Por cierto, llama la atención ver a algunos de esos ciclistas de las ocho con mascarilla, pero a ninguno con casco. Se ve que la pandemia ha cambiado nuestro concepto del riesgo. Eso y también la higiene. Al menos de momento. Que aquí siempre hemos sido mucho de limpiar solo donde se ve, de cara a la galería, y ahora con el “bicho” nos hemos hecho fans de la lejía y el gel hidroalcohólico. 

Imagen de Vania dos Santos vvaniasantoss en Pixabay 

Pero ya. Debe ser lo único que ha cambiado esta crisis que iba a servirnos para mejorar y para dar una vuelta completa a las conciencias. “Ya nada será igual”, decían algunos. “El distanciamiento social nos condenará a la extinción”, barruntaban los más cenizos. “Esto servirá para que se acaben los recortes en Sanidad y se dote al sistema con los recursos necesarios”, se felicitaban los más ingenuos. Pero sospecho que en unas semanas volveremos al punto de partida. Porque, para que algo cambie, los primeros que tenemos que cambiar somos nosotros y, admitámoslo, somos incorregibles. 

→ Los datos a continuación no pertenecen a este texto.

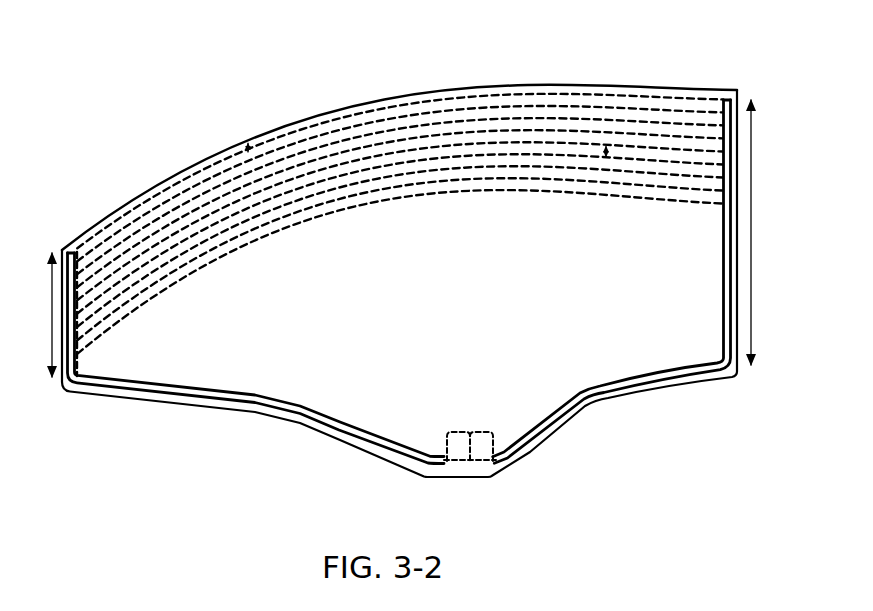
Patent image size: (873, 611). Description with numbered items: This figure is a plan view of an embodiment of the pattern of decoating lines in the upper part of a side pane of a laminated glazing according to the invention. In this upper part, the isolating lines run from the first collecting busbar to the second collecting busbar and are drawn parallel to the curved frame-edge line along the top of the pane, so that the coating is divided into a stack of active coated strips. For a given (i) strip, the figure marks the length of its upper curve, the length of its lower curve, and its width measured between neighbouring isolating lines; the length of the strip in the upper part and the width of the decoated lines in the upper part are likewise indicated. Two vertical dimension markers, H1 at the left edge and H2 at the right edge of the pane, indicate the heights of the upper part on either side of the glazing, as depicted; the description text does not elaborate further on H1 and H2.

The height of left side H1 is at (50, 312).
The height of right side H2 is at (755, 155).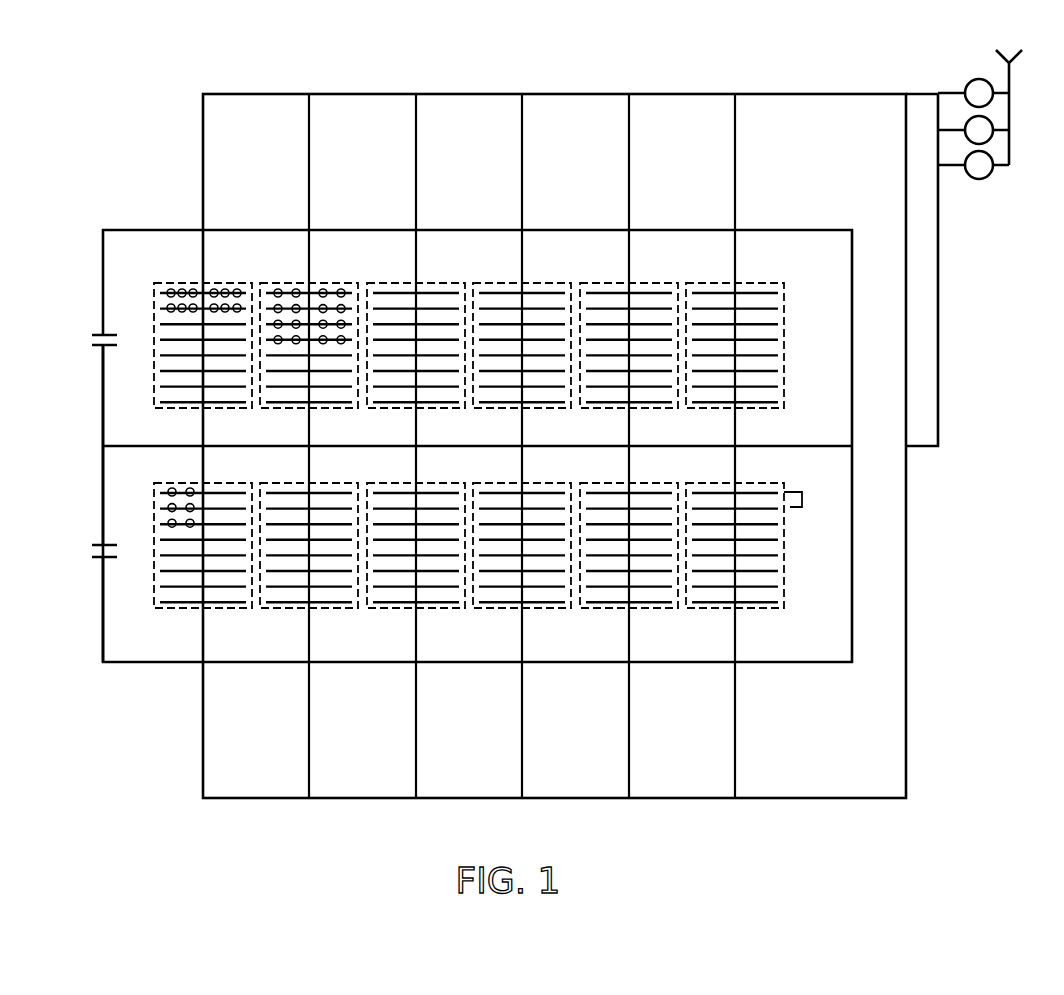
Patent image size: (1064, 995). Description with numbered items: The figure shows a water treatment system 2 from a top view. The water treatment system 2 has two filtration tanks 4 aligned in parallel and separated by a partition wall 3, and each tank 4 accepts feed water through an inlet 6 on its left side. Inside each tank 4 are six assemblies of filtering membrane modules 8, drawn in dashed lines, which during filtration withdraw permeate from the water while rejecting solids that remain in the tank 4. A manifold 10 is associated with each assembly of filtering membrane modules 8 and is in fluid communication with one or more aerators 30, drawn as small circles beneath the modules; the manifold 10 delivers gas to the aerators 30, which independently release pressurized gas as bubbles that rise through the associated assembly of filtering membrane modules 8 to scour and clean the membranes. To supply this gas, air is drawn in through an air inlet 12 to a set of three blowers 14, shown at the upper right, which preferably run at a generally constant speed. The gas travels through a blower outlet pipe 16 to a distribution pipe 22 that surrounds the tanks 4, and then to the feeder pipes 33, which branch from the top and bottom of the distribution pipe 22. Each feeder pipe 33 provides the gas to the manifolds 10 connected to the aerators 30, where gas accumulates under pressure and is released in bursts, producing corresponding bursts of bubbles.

The water treatment system 2 is at (97, 108).
The partition wall 3 is at (125, 446).
The filtration tank 4 is at (132, 247).
The inlet 6 is at (80, 340).
The assembly of filtering membrane modules 8 is at (225, 262).
The manifold 10 is at (203, 345).
The air inlet 12 is at (1009, 72).
The blower 14 is at (983, 168).
The blower outlet pipe 16 is at (938, 300).
The distribution pipe 22 is at (906, 632).
The aerator 30 is at (193, 289).
The feeder pipe 33 is at (203, 122).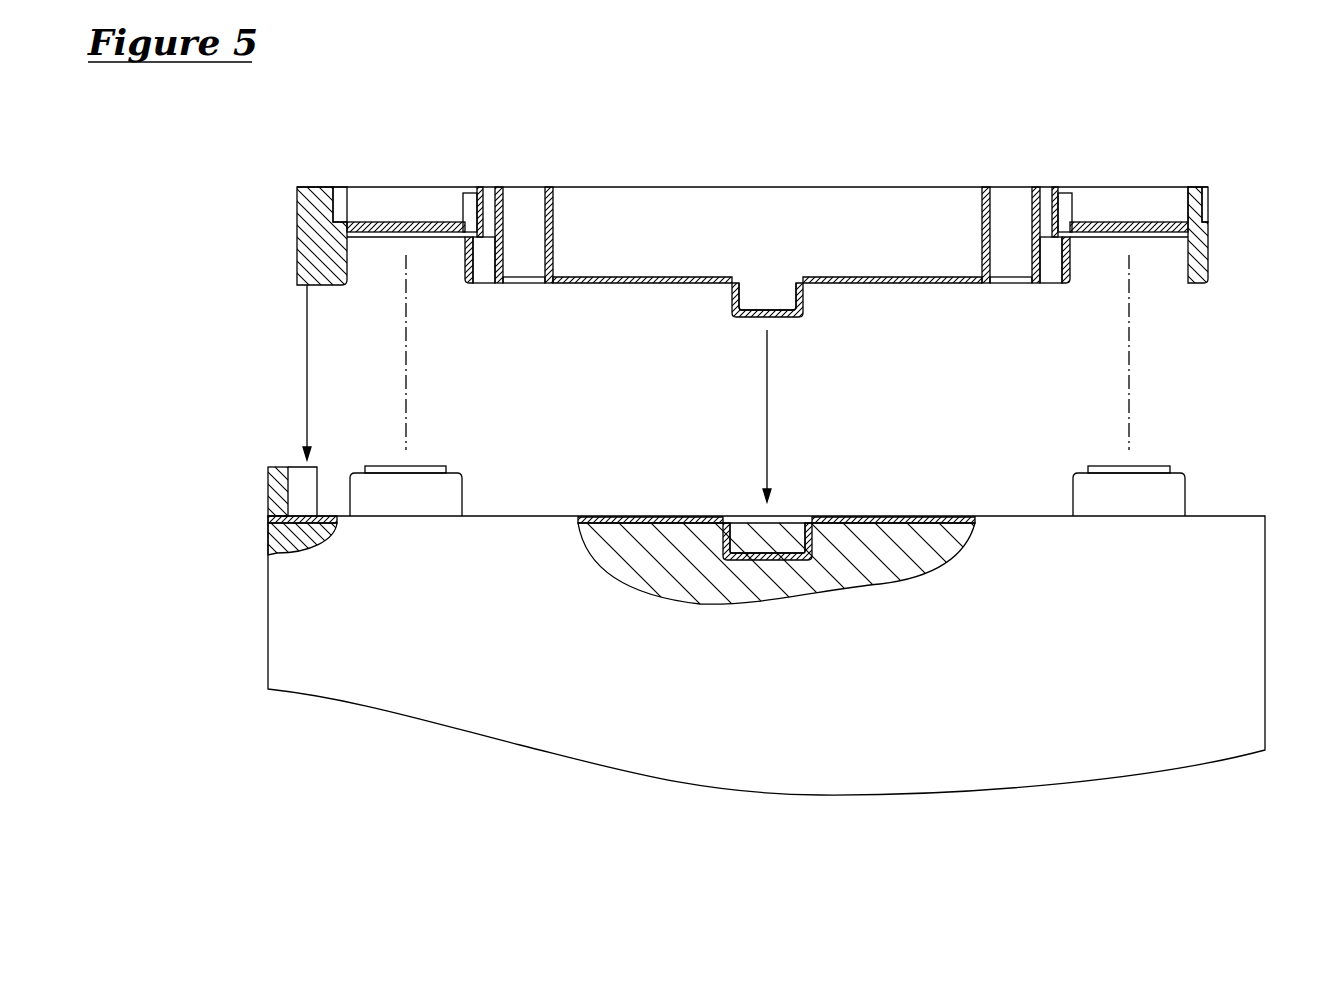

Ya casi nadie se acuerda de los sanitarios, ni de los trabajadores de supermercados o emergencias. Leía hace unos días en las redes sociales a una médica que se lamentaba de que, pasado el gran pico de la crisis sanitaria del coronavirus, en los servicios de urgencia del hospital vuelven a encarárseles los pacientes y sus familiares por múltiples razones: por tener que esperar demasiado, por no recibir la atención que ellos esperan o por no ser sometidos a las pruebas que ellos creen que precisan. Igual que antes de que la COVID-19 se llevara más de 26.000 vidas en España, casi 8.500 de ellas en la Comunidad de Madrid. 

Justamente aquí a partir de este lunes vamos a poder ir a la farmacia a recoger una mascarilla FFP2 gratis, una por cabeza y tarjeta sanitaria, gentileza de nuestro Gobierno regional. Coincidiendo con este anuncio, la Asociación Madrileña de Enfermería ha lanzado la campaña “Apadrina a un profesional de la Sanidad” en la que invita a cada ciudadano a donar a un sanitario esa mascarilla que le toca para que los profesionales puedan seguir trabajando seguros en los hospitales, ante la precariedad -denuncian- en la que siguen instalados.
¿Pasar de fase? ¿Para qué? Si estamos todos cómodamente instalados en un constante desfase.